The Financial Services Agency on Friday hit the UFJ banking group with four business improvement orders, partly over its attempts to evade an agency inspection by systematically scrapping, hiding or tampering with crucial documents relating to borrowers.
The FSA ordered the nation’s fourth-largest lender by assets to submit a business improvement plan in a month that identifies the senior bank managers responsible for the coverup and features a new system for legal compliance.
“We want the UFJ group to realize its tasks and social responsibility,” a senior FSA official told a media briefing. “We think it needs to improve the internal control function and management stance.”

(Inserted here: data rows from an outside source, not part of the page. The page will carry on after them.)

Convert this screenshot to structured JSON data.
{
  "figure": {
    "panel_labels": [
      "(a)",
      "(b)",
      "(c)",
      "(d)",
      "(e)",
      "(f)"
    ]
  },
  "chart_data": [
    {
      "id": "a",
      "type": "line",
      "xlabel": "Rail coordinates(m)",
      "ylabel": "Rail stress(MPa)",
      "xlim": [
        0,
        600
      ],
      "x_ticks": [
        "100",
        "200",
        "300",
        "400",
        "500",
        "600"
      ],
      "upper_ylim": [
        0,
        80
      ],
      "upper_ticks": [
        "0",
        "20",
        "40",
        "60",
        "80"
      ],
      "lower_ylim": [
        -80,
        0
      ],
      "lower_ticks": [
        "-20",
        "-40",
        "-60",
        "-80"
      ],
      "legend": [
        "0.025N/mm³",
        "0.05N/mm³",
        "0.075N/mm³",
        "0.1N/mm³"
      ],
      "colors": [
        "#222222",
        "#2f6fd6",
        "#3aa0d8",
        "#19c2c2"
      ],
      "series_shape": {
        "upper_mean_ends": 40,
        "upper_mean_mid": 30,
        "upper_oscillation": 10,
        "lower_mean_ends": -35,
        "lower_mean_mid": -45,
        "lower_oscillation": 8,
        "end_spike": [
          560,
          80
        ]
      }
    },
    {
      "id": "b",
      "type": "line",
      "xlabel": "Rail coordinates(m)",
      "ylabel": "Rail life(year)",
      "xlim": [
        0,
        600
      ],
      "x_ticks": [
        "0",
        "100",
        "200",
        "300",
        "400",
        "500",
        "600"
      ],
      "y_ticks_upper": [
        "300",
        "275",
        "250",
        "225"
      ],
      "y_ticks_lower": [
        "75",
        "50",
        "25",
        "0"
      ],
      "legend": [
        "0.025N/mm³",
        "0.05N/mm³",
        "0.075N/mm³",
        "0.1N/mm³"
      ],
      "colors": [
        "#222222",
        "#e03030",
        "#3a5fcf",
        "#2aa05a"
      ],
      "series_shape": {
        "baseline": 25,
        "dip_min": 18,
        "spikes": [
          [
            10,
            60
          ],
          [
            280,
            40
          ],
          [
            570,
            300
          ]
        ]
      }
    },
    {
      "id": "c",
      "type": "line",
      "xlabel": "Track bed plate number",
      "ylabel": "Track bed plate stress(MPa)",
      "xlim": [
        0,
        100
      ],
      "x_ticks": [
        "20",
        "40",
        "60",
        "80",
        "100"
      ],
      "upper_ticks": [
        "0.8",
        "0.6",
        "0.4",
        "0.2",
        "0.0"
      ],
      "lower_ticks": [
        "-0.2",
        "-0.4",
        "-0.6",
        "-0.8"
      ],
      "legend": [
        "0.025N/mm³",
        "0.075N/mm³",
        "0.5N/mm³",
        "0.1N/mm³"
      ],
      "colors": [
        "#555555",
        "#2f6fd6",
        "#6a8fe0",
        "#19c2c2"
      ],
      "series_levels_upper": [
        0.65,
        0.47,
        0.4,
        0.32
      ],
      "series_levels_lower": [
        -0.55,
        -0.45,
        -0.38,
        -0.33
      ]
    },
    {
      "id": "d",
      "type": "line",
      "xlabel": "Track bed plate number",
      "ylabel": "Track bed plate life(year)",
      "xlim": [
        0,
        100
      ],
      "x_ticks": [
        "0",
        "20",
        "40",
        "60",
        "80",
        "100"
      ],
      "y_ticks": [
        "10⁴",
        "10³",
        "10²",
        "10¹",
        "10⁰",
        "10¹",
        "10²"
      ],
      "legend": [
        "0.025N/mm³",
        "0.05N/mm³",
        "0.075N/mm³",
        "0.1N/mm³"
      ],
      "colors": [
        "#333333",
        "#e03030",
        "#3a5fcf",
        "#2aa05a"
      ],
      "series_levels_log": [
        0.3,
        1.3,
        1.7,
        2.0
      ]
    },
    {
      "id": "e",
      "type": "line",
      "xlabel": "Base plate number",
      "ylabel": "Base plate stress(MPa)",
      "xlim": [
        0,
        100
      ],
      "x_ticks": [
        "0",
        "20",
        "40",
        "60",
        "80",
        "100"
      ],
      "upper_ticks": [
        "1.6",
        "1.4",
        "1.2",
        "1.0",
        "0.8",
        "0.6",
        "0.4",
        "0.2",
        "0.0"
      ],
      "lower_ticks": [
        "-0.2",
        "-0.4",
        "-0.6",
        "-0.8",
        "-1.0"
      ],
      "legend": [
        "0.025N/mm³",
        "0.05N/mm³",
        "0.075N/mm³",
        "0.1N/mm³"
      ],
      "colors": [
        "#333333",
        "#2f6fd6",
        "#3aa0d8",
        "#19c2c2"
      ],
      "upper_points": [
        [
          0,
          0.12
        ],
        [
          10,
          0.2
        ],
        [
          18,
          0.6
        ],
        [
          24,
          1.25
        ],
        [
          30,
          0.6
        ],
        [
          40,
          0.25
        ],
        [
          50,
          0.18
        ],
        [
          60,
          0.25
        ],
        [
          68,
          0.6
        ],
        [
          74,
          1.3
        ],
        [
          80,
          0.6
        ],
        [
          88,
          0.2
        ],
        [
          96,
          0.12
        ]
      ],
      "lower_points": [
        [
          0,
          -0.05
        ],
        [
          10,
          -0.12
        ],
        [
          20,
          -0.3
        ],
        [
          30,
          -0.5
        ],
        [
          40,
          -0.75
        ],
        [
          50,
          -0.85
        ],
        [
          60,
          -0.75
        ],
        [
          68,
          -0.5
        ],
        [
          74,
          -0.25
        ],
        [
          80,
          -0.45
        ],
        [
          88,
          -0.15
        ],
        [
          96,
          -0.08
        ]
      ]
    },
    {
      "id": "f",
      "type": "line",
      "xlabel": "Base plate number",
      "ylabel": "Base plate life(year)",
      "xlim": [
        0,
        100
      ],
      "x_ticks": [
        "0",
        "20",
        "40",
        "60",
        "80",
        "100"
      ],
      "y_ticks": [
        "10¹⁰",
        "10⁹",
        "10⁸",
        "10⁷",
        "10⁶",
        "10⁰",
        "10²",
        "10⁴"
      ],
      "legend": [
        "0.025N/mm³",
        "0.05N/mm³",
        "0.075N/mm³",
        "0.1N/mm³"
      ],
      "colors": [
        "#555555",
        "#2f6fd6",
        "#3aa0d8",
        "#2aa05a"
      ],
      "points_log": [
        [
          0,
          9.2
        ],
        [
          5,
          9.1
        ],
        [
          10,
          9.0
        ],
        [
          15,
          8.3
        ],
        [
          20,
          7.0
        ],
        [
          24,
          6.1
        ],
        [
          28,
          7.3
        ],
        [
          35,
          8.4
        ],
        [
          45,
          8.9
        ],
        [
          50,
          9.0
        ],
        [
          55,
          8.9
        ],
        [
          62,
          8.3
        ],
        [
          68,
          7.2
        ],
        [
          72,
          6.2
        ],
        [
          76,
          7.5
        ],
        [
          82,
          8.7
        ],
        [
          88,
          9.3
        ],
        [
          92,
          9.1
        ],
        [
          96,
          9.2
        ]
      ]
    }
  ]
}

As an example of data concealment, UFJ Bank — a core unit under UFJ Holdings Inc. — moved important documents to secret rooms and lied that it had not done so, the financial regulator said.
The FSA also accused UFJ bank of three problems:
Failing to achieve profit targets by more than 30 percent for two consecutive years, despite the bank’s acceptance of public funds.
Issuing false reports on the amount of loans to small and midsize firms.
Revising its earnings forecast in a way that did not reflect the actual results, which were much worse.
The agency declined to comment on whether it will file a criminal complaint with police against the bank.
UFJ Holdings said last month that it had posted a net loss of 402.8 billion yen for the year through March 31, its third consecutive year in the red.
UFJ had planned to report a net profit, only to be instructed last month by the FSA to put up larger loan-loss reserves than it had planned for bad loans.
UFJ still holds bad loans amounting to 3.9 trillion yen, accounting for 8.5 percent of its total outstanding loans.
UFJ Bank President Takamune Okihara said he does not believe the alleged inspection evasion was intentional or systematic.
But in response to the management improvement orders, the bank will halve executive salaries for the time being.